The correlation between variables and PCs revealed that the variables height, leaf length, and leaf area are well explained by the first two PCs, since they appear at the periphery of the correlation circle. These two PCs however cannot properly explain the variables pod length and pod diameter as they appear at the center of the correlation circle (Figure 6a). Based on this bi-plot, PCs 1 and 2 have almost no information on pods per plant but provide adequate information on diversity aspects based on leaf area and leaf length. A bi-plot on the correlation between accessions and PCs revealed a similar grouping as that of the cluster dendrogram, with the furthest accession in the bottom left quartile clustering as a distant relative of the other accessions (Figure 6b). The bi-plots also revealed that the variables leaf area and pod length and also leaf length and height are orthogonal.
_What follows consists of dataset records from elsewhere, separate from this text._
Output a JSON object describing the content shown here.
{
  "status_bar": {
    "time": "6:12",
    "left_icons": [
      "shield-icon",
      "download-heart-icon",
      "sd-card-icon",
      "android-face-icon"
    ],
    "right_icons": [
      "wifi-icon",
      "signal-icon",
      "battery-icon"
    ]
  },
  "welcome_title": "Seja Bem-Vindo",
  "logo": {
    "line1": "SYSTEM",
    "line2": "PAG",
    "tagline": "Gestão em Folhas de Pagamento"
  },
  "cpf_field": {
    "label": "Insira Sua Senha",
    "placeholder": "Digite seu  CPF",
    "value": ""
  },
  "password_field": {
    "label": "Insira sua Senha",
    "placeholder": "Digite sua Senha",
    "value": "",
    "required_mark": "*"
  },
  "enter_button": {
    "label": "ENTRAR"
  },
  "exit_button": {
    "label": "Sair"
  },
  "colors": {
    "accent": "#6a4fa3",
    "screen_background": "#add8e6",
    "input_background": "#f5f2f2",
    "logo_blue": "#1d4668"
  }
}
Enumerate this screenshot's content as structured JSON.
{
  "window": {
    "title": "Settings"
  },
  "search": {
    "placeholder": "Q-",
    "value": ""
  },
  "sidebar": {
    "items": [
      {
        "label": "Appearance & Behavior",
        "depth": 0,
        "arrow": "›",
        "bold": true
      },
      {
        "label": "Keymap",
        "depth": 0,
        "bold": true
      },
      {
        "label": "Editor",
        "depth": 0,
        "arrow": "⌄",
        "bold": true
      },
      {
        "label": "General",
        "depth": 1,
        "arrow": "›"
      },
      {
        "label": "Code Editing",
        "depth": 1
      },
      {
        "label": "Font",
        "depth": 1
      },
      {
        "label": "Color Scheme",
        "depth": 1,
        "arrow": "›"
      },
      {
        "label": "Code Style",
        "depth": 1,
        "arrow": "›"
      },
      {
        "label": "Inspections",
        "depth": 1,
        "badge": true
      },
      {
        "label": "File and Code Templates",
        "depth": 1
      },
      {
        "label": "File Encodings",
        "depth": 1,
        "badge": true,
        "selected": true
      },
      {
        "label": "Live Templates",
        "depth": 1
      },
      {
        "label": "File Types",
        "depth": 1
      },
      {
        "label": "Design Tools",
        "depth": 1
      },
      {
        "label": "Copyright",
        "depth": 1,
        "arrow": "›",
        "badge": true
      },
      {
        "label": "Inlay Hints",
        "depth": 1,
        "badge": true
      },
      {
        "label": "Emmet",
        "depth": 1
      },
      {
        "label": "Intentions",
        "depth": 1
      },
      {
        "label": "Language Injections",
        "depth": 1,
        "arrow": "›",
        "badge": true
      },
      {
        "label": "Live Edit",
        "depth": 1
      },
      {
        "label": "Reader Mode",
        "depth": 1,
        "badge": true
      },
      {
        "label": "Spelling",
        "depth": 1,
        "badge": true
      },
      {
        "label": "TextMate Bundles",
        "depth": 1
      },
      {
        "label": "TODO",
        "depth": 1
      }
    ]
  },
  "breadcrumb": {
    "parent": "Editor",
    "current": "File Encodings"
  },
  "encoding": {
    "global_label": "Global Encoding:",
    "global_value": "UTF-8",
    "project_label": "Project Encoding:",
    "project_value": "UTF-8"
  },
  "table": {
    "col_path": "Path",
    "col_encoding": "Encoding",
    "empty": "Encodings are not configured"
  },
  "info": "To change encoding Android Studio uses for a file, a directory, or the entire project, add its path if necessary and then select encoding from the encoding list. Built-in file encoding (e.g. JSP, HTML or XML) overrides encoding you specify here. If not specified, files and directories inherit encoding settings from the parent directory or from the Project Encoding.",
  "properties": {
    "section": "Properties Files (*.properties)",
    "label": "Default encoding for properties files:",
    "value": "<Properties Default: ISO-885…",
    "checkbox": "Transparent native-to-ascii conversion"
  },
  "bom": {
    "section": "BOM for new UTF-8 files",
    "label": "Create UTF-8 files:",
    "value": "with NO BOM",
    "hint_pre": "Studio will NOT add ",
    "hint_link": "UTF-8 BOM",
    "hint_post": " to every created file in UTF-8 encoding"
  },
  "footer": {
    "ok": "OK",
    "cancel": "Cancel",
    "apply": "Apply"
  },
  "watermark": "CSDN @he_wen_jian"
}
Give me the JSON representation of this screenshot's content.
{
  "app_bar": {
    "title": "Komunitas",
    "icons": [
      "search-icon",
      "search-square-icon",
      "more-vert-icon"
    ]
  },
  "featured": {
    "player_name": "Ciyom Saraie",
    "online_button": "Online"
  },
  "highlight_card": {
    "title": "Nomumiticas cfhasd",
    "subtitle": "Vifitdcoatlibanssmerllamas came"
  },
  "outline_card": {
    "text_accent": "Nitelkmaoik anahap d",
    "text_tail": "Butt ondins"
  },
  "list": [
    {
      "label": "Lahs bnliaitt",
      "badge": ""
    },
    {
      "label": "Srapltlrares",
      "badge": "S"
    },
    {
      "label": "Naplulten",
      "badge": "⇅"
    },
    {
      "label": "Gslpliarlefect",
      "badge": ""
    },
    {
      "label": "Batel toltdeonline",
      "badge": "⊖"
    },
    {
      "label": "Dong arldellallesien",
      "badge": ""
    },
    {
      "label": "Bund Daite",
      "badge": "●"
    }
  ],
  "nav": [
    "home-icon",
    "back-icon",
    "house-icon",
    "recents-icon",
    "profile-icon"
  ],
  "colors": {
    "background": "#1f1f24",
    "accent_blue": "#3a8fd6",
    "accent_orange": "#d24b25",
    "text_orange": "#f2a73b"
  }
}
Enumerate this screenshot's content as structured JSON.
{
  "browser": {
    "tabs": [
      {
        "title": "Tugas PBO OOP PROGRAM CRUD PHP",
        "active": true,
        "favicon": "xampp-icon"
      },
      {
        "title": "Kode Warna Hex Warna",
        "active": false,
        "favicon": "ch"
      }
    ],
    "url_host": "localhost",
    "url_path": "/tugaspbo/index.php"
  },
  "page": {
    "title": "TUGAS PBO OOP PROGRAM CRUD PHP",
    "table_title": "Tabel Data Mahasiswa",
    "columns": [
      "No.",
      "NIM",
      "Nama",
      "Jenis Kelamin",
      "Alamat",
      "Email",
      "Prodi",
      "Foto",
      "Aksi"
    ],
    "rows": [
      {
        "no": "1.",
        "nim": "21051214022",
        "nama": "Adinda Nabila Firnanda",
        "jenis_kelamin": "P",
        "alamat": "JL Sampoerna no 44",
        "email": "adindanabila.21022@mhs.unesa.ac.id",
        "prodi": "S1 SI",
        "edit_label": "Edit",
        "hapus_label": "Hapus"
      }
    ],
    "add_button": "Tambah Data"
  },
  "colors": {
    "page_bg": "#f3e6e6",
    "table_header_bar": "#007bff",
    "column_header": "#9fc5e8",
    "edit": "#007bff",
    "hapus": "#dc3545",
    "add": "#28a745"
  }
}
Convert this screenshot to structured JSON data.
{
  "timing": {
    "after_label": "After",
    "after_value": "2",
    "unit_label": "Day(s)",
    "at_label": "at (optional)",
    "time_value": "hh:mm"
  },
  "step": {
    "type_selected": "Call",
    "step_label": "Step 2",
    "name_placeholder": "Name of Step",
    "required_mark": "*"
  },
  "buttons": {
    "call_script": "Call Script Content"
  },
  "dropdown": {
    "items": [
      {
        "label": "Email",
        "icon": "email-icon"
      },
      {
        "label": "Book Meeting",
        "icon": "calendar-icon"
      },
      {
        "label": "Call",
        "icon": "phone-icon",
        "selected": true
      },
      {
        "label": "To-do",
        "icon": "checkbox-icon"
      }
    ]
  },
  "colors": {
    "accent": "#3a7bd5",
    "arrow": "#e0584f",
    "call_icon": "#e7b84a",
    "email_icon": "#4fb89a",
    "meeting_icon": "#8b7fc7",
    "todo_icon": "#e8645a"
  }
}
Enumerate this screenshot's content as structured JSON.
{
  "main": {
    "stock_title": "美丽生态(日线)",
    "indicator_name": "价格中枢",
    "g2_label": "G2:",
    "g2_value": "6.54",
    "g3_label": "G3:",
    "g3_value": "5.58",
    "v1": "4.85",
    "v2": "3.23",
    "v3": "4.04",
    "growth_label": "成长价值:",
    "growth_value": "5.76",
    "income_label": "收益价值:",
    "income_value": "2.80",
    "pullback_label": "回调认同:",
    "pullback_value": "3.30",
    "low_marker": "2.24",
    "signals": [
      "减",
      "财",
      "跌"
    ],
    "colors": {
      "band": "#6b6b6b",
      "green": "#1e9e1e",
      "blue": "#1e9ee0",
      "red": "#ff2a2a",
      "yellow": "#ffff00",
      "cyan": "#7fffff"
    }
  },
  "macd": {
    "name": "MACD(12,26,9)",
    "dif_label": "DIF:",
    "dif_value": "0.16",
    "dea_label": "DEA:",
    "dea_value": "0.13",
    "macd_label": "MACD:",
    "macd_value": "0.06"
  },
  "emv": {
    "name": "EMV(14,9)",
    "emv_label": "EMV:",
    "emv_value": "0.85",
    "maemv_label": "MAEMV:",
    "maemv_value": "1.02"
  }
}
Most of the observed variation was contributed by the quantitative traits, with the qualitative traits contributing little to the clustering. The magnitude of contribution of quantitative and qualitative traits to variation as depicted by the heat maps generated based on the counties of collection (Figure 7) and agro-ecological regions (supplementary figure 1) resonates with the PCA output. The most important quantitative traits were the number of pods per plant, the leaf area, number of branches, leaf length, and pod length. Seed colour followed by pod shape were the most contributing qualitative traits to diversity.
NMDS clustering
According to the Non-metric multidimensional scaling (NMDS) analysis, the close affinities among the accessions in each sample type are supported by their proximity to one another though there is still a little morphological overlap with other samples. The NMDS ordination with a stress value of 0.165 indicated an acceptable ordination of the data. Characteristic of the sampling counties, fifteen NMDS groups were formed (Figure 8). Similarly, six groups were formed representing the six agro-ecological sampling regions (Figures 9). The two most significant variables that generated the clusters in the two-dimension model at P<0.05 were number of pods per plant and leaf area index (with a score of 12% and 0.8% respectively). Based on the administrative clusters (Figure 8), accessions collected from Kakamega county and the neighbouring counties exhibited similar morphological traits with exception of Nairobi county. A unique overlap between accessions collected in Migori and Kajiado counties was observed. Samples from Makueni and Embu counties as well as GBK accessions exhibited peculiar characteristics and thus showed no significant relatedness to the other accessions. Based on the agro-ecological regions, accessions collected from Western region and the neighbouring Nyanza and Rift valley regions exhibited similar morphological traits. Accessions collected from Nyanza region shared a noticeable proportion of similarities with accessions collected from the Rift valley region. Accessions collected from the Eastern region and gene bank exhibited peculiar characteristics thus showed no significant relatedness to the other study accessions. The ANOSIM value of (R=0.4807, P=0.001) supported the even distribution of high and low ranks within and between groups of Crotalaria species in the different counties and agro-ecological regions. Although distantly separated, the accessions from Nairobi clustered together with those from Kakamega and exhibited similar morphological appearance.